BY LIISA VALIKANGAS AND GARY HAMEL

Introduction

ver the past few decades, Silicon Valley has become the "poster child" of innovation, creating generation after generation of new technologies, products, and services, and inventing whole new industries in the process. Drawn by the lure of success and profit, people and organizations around the world have looked to Silicon Valley as a model of success in the hyper-competitive global economy, and have tried to discover the key elements that make it so economically robust. For example, Saxenian's (1996) study of regional advantage in the technology industry contrasted Silicon Valley's uncanny ability to reconfigure assets and build informal networks to the old workhorse companies like Digital along Boston's Route 128. Seen from a regional perspective, what makes Silicon Valley unique is its dense networks of technical experts and entrepreneurs with access to startup capital who dynamically organize around radical new ideas.
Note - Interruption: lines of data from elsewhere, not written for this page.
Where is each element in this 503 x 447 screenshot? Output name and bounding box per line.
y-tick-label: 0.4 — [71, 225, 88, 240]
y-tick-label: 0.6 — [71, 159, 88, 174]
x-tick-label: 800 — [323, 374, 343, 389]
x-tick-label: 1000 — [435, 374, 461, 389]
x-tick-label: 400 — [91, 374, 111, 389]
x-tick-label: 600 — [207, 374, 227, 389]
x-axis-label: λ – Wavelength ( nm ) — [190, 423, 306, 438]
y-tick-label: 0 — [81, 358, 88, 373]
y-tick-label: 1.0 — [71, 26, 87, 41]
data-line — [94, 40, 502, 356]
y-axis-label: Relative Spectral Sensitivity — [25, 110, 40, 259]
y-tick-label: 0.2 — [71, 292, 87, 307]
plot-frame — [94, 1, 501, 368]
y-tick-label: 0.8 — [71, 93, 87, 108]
This open market for ideas, capital, and talent is a fertile environment for spawning new businesses and industries and, admittedly, is occasionally susceptible to irrational exuberance (Schiller, 2000). But despite the recent Internet bubble — by no means the first of its kind — the wealth created in the Valley is enormous. During 2000, $80 billion of share options were exercised in California, amounting to 10% of the state's total wages and salaries. Since 1992, Silicon Valley has experienced a net increase of more than 300,000 jobs . It is one of the top metropolitan export regions, and has grown, on average, by over 4% annually in the 1990s — more than double the U.S. growth rate according to the Regional Financial Review.
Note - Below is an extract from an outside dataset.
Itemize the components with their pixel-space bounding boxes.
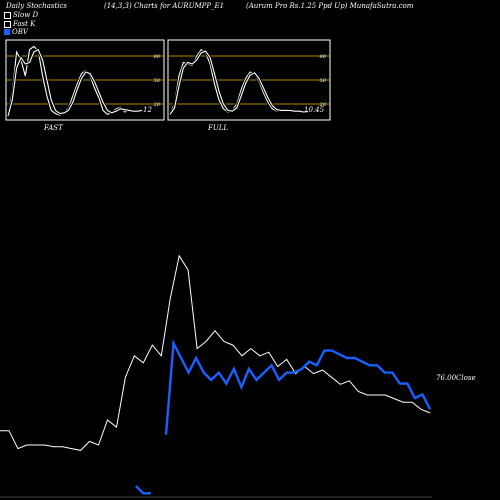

For most corporations, the open market for innovations characteristic of Silicon Valley is nothing like how their company operates. While the basic elements of ideas, capital, and talent exist to some degree in organizations, there is typically little of the entrepreneurial activity that has made Silicon Valley famous. Just ask: How many new business ideas does an average vice president see during the course of a budgeting year? Probably two or three at most. A Silicon Valley venture capitalist reviews some 50+ business proposals a day. But then, a typical vice president in a Fortune 500 company does not see his or her task as new business creation but running the existing business to meet its annual growth and cost reduction targets. Innovation of the kind we are familiar with in the Silicon Valley is not likely to be on the leadership agenda. When we ask Strategos Institute member companies about innovation, the following barriers are named with remarkable consistency:

• there are few rewards for risk-taking and entrepreneurship;
• resource allocation systems are backward-looking and biased toward legacy rights of existing businesses;
• strategic planning and capital budgeting processes are calendar-driven and do not easily accommodate the pace of emerging opportunities for innovation;
• old mental models about the business dominate and come in the way of new; and
• innovation is often avoided as a competitive threat to the existing business (Strategos Institute, 2000).

One interpretation of these views is that managing the legacy business is the thing for a corporation to do. One may well argue that this is what corporate hierarchies are built to do: they perpetuate past success by institutionalizing its form (cf. DiMaggio and Powell, 1983, Scott and Meyer, 1994). Shin and Stulz (1998) found, for example, that corporations tend to allocate assets based on a business unit's past cash flow rather than on any assessment of future growth opportunities. In the short term, this may be an entirely reasonable strategy but in the long term, it is likely to accelerate corporate failure. We believe that hierarchies as corporate governance forms are partly to blame for such an under-investment in the future. In this paper, we will explore hybrid arrangements — we call them internal markets — that offer promise for ameliorating some of the more obvious hierarchical shortcomings in innovation.